The chart above illustrates whether 50% or more of companies of a certain size offer a particular benefit. Company size is a pretty broad category - a 10-person tech startup is probably going to offer more benefits than a 10-person dry cleaning business. However, we believe that comparing across these categories gives you an accurate first look at how your benefits compare. To find out how your package compares, find the size category that your current company fits in and go down the list.
If there’s an X next to the benefit, that means that 49% or fewer of the companies in that category offer this benefit. If your company offers this benefit, your company is above-average. If they’re not, they are comfortably in the majority.
If there’s a checkmark next to the benefit, that means that 50% or more of the companies in that category offer this benefit. If your company offers this benefit, your company is in the clear. If they don’t, you’re missing out on a benefit that most comparable companies offer.
How important are these benefits? Ultimately, it’s up to you. Both you and your insurance needs are a unique snowflake. But thanks to this data, we can make some general statements about the relative importance and rarity of different benefits.
If your new employer doesn’t offer medical insurance, for example, you’re missing out on an incredibly common benefit. Same with paid sick days, vacation days, and holidays. Compared to every other benefit, medical insurance and paid days off are standards.

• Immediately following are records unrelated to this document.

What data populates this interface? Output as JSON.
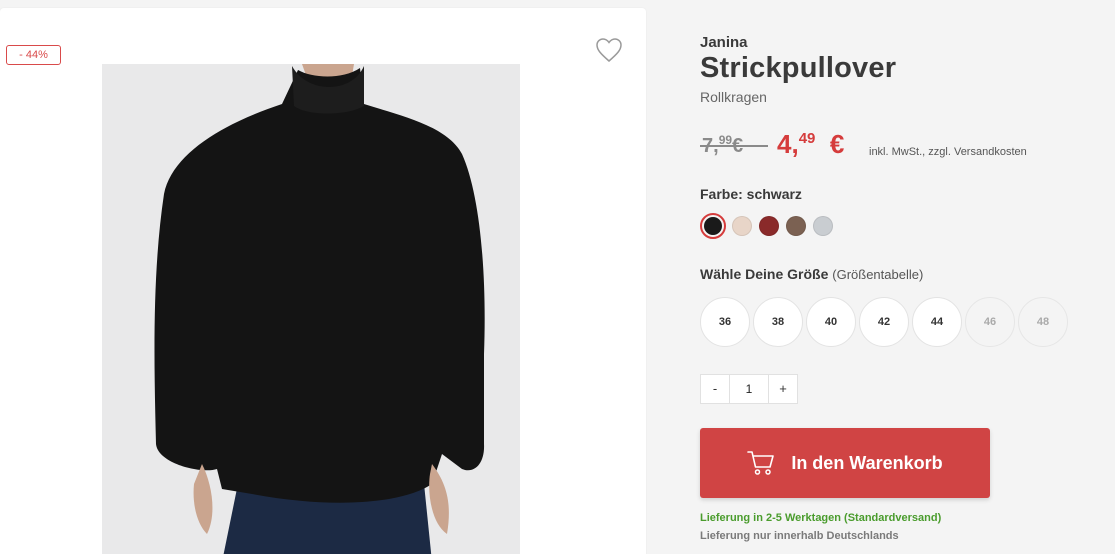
{
  "badge": {
    "discount": "- 44%"
  },
  "product": {
    "brand": "Janina",
    "title": "Strickpullover",
    "subtitle": "Rollkragen"
  },
  "price": {
    "old_main": "7,",
    "old_cents": "99",
    "old_currency": "€",
    "new_main": "4,",
    "new_cents": "49",
    "new_currency": "€",
    "tax_note": "inkl. MwSt., zzgl. Versandkosten"
  },
  "color": {
    "label": "Farbe: schwarz",
    "swatches": [
      {
        "name": "schwarz",
        "hex": "#1a1a1a",
        "selected": true
      },
      {
        "name": "beige",
        "hex": "#e8d5c8",
        "selected": false
      },
      {
        "name": "bordeaux",
        "hex": "#8a2a2a",
        "selected": false
      },
      {
        "name": "braun",
        "hex": "#7b6152",
        "selected": false
      },
      {
        "name": "grau",
        "hex": "#c9cdd1",
        "selected": false
      }
    ]
  },
  "size": {
    "label_bold": "Wähle Deine Größe",
    "chart_link": "(Größentabelle)",
    "options": [
      {
        "label": "36",
        "available": true
      },
      {
        "label": "38",
        "available": true
      },
      {
        "label": "40",
        "available": true
      },
      {
        "label": "42",
        "available": true
      },
      {
        "label": "44",
        "available": true
      },
      {
        "label": "46",
        "available": false
      },
      {
        "label": "48",
        "available": false
      }
    ]
  },
  "quantity": {
    "minus": "-",
    "value": "1",
    "plus": "+"
  },
  "cart": {
    "button_label": "In den Warenkorb",
    "icon": "cart-icon"
  },
  "delivery": {
    "line1": "Lieferung in 2-5 Werktagen (Standardversand)",
    "line2": "Lieferung nur innerhalb Deutschlands"
  },
  "colors": {
    "accent": "#d04444",
    "delivery_green": "#4a9c2d"
  }
}
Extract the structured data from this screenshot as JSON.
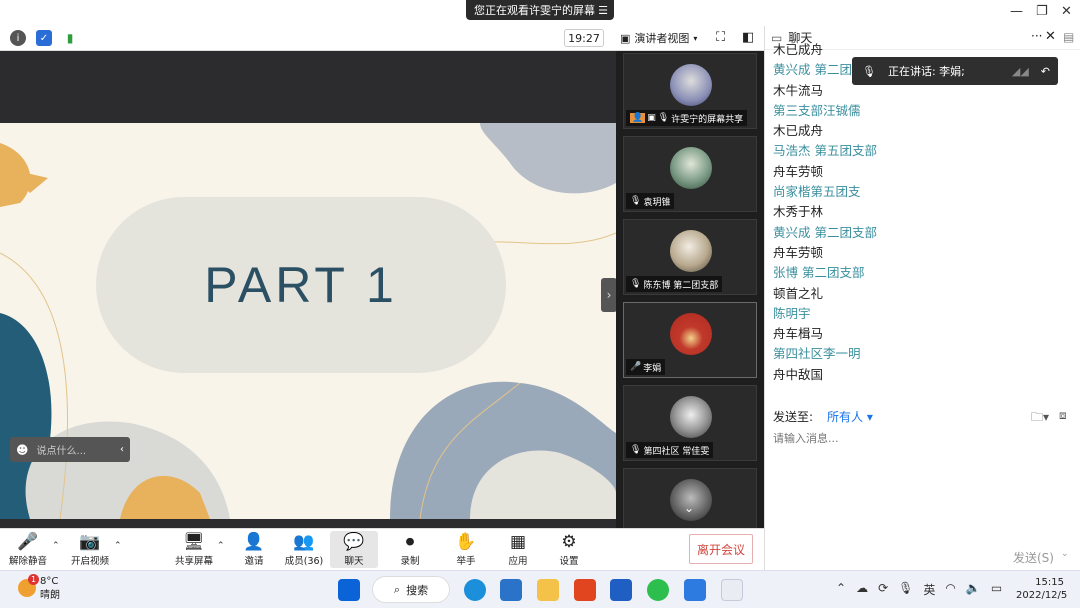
{
  "banner": {
    "text": "您正在观看许雯宁的屏幕",
    "menu_icon": "menu-icon"
  },
  "window_controls": {
    "minimize": "—",
    "restore": "❐",
    "close": "✕"
  },
  "toolbar": {
    "time": "19:27",
    "view_label": "演讲者视图"
  },
  "slide": {
    "title": "PART 1"
  },
  "overlay": {
    "chat_placeholder": "说点什么..."
  },
  "gallery": [
    {
      "name": "许雯宁的屏幕共享",
      "color": "#8a8fb5"
    },
    {
      "name": "袁玥锥",
      "color": "#7c9b86"
    },
    {
      "name": "陈东博 第二团支部",
      "color": "#b8a98f"
    },
    {
      "name": "李娟",
      "color": "#c0392b"
    },
    {
      "name": "第四社区 常佳雯",
      "color": "#bbb"
    },
    {
      "name": "",
      "color": "#888"
    }
  ],
  "chat": {
    "title": "聊天",
    "speaking_label": "正在讲话: 李娟;",
    "messages": [
      {
        "type": "text",
        "text": "木已成舟"
      },
      {
        "type": "sender",
        "text": "黄兴成 第二团支部"
      },
      {
        "type": "text",
        "text": "木牛流马"
      },
      {
        "type": "sender",
        "text": "第三支部汪铖儒"
      },
      {
        "type": "text",
        "text": "木已成舟"
      },
      {
        "type": "sender",
        "text": "马浩杰 第五团支部"
      },
      {
        "type": "text",
        "text": "舟车劳顿"
      },
      {
        "type": "sender",
        "text": "尚家楷第五团支"
      },
      {
        "type": "text",
        "text": "木秀于林"
      },
      {
        "type": "sender",
        "text": "黄兴成 第二团支部"
      },
      {
        "type": "text",
        "text": "舟车劳顿"
      },
      {
        "type": "sender",
        "text": "张博 第二团支部"
      },
      {
        "type": "text",
        "text": "顿首之礼"
      },
      {
        "type": "sender",
        "text": "陈明宇"
      },
      {
        "type": "text",
        "text": "舟车楫马"
      },
      {
        "type": "sender",
        "text": "第四社区李一明"
      },
      {
        "type": "text",
        "text": "舟中敌国"
      }
    ],
    "send_to_label": "发送至:",
    "send_to_value": "所有人 ▾",
    "input_placeholder": "请输入消息...",
    "send_button": "发送(S)"
  },
  "controls": [
    {
      "label": "解除静音",
      "icon": "🎤"
    },
    {
      "label": "开启视频",
      "icon": "📷"
    },
    {
      "label": "共享屏幕",
      "icon": "🖥"
    },
    {
      "label": "邀请",
      "icon": "👤"
    },
    {
      "label": "成员(36)",
      "icon": "👥"
    },
    {
      "label": "聊天",
      "icon": "💬"
    },
    {
      "label": "录制",
      "icon": "⏺"
    },
    {
      "label": "举手",
      "icon": "✋"
    },
    {
      "label": "应用",
      "icon": "▦"
    },
    {
      "label": "设置",
      "icon": "⚙"
    }
  ],
  "leave_button": "离开会议",
  "taskbar": {
    "weather_temp": "8°C",
    "weather_text": "晴朗",
    "weather_badge": "1",
    "search_label": "搜索",
    "ime": "英",
    "time": "15:15",
    "date": "2022/12/5"
  }
}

Dental and vision insurance, while not uncommon, are a lot more rare than standard medical benefits. Out of the two, dental is more common, but you should count yourself very lucky if your company offers vision insurance. (If you’re looking to buy dental insurance independently of your employer, you should read our article on what to look for in a dental policy.)

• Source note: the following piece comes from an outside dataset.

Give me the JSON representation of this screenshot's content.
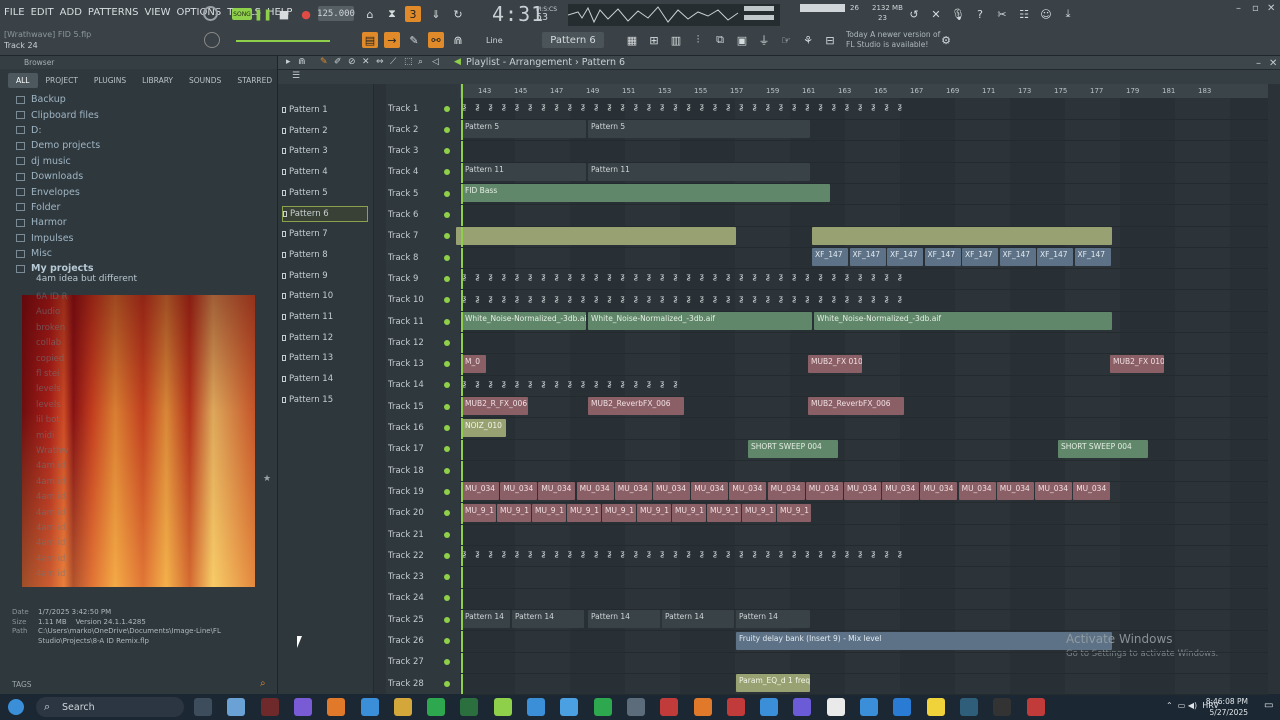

Most employers will offer a defined contribution retirement plan like a 401k or IRA. More rare are defined benefit retirement plans, often referred to as pensions. Defined benefit plans are sometimes seen as the better deal because your retirement is completely paid for by the employer and cuts out the volatility of the market. However, there are drawbacks, like a lack of portability and the chance that it will be underfunded. Because defined benefit plans are much more expensive than defined contribution plans, fewer employers are offering them year over year.